Encore une fois, la politique devrait impacter les cours du coton, particulièrement la politique intérieure américaine, avec le plus long shutdown de l’histoire des États-Unis. Selon Peter Egli, directeur risque chez le négociant en coton brut Plexus Cotton Limited, le blocage de l’administration fédérale observé depuis 31 jours « empêche les autorités de publier les données officielles sur les ventes à l’étranger, sachant que les dernières datent du 13 décembre ». Or, poursuit l’expert, au terme du shutdown, « les chiffres pourraient être impressionnants » et le marché s’emballer, « s’il prenait par exemple soudainement connaissance de commandes portant sur 1,2 à 1,5 million de balles de coton », notamment de la part de l’Empire du Milieu, second marché à l’export pour la fibre naturelle américaine, qui représente le troisième produit d’exportation national après le soja et le cuir.

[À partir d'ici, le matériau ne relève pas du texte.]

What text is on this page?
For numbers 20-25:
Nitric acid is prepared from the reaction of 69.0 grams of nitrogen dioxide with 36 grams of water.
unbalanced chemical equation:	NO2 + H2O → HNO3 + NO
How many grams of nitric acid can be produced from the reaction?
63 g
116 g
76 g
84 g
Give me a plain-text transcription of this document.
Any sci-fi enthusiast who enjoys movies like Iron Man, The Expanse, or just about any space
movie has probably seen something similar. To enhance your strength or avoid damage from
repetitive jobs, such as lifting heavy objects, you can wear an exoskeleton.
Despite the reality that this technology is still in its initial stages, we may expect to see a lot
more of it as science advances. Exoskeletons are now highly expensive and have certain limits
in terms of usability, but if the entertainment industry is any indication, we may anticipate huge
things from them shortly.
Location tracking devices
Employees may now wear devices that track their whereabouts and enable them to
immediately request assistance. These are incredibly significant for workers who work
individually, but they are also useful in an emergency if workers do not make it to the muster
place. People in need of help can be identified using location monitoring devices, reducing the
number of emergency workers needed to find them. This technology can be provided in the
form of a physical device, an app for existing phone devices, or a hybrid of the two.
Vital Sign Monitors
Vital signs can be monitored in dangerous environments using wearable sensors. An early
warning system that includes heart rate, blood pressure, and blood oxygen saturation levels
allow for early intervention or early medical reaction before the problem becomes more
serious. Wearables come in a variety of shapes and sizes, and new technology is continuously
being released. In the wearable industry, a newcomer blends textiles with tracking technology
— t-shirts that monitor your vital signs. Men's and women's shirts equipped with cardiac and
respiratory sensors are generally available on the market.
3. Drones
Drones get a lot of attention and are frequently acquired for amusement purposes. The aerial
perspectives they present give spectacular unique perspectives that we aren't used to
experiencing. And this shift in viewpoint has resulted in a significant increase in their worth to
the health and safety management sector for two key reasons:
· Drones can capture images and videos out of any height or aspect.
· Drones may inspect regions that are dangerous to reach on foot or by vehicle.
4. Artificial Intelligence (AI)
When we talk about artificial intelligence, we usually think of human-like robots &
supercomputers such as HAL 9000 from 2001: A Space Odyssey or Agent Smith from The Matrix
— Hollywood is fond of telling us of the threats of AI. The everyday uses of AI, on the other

Car l’analyste en est convaincu : la Chine et les États-Unis finiront par trouver un accord qui mettra fin au conflit commercial les opposant. Mi-2018, les deux puissances sont déjà parvenues à un consensus, Pékin acceptant de prendre des mesures pour importer davantage de produits agricoles en provenance des États-Unis, et chacun des deux pays s’engageant à ne pas augmenter ses droits de douane. Par ailleurs comme le précise Peter Egli, « les prix américains ayant beaucoup baissé, la Chine pourrait commencer à s’intéresser à la récolte produite aux États-Unis » et importer des contingents de coton supplémentaires en plus des 900 000 tonnes imposées par l’OMC, ce qui serait un bon signe pour le commerce international de la fibre naturelle.

Ainsi, tandis que depuis juillet 2018 les cours n’ont cessé de plonger, le coton échangé à New York s’est redressé la semaine dernière, soutenu par l’espoir d’un regain des exportations de la fibre naturelle américaine vers la Chine, et les inquiétudes sur l’état de la production mondiale. Les rendements chinois sont en effet en baisse du fait du changement climatique qui a affecté la dernière campagne cotonnière, et selon le Centre du commerce international (CCC), ces mauvaises conditions météorologiques impactent tous les grands pays producteurs, dont le Pakistan et l’Australie. On observe également un ralentissement de l’activité en Inde, premier producteur mondial.

Conséquence, vendredi dernier, la livre de coton pour livraison en mars (la plus échangée), a clôturé à 73,89 cents, contre 72,49 cents en fin de semaine précédente (+1,9 %) alors qu’en décembre, les cours avaient chuté de 80 à près de 70 cents avant de se stabiliser début janvier. C’est la « confluence des éléments susmentionnés qui a stabilisé les cours et devrait les tirer vers le haut », ajoute Peter Egli. L’indice Cotlook A (coton middling 1-3/32), moyenne quotidienne des cinq prix du coton les plus faibles sur le marché physique dans les ports d’Orient, s’affichait pour sa part à 82,90 US$ les 100 livres jeudi 17 janvier, contre 82,60 US$ la semaine précédente (+0,4 %).

Les cours devraient s’exprimer de façon bien plus résolue une fois les données officielles sur les ventes à l’étranger rendues de nouveau disponibles par l’administration américaine.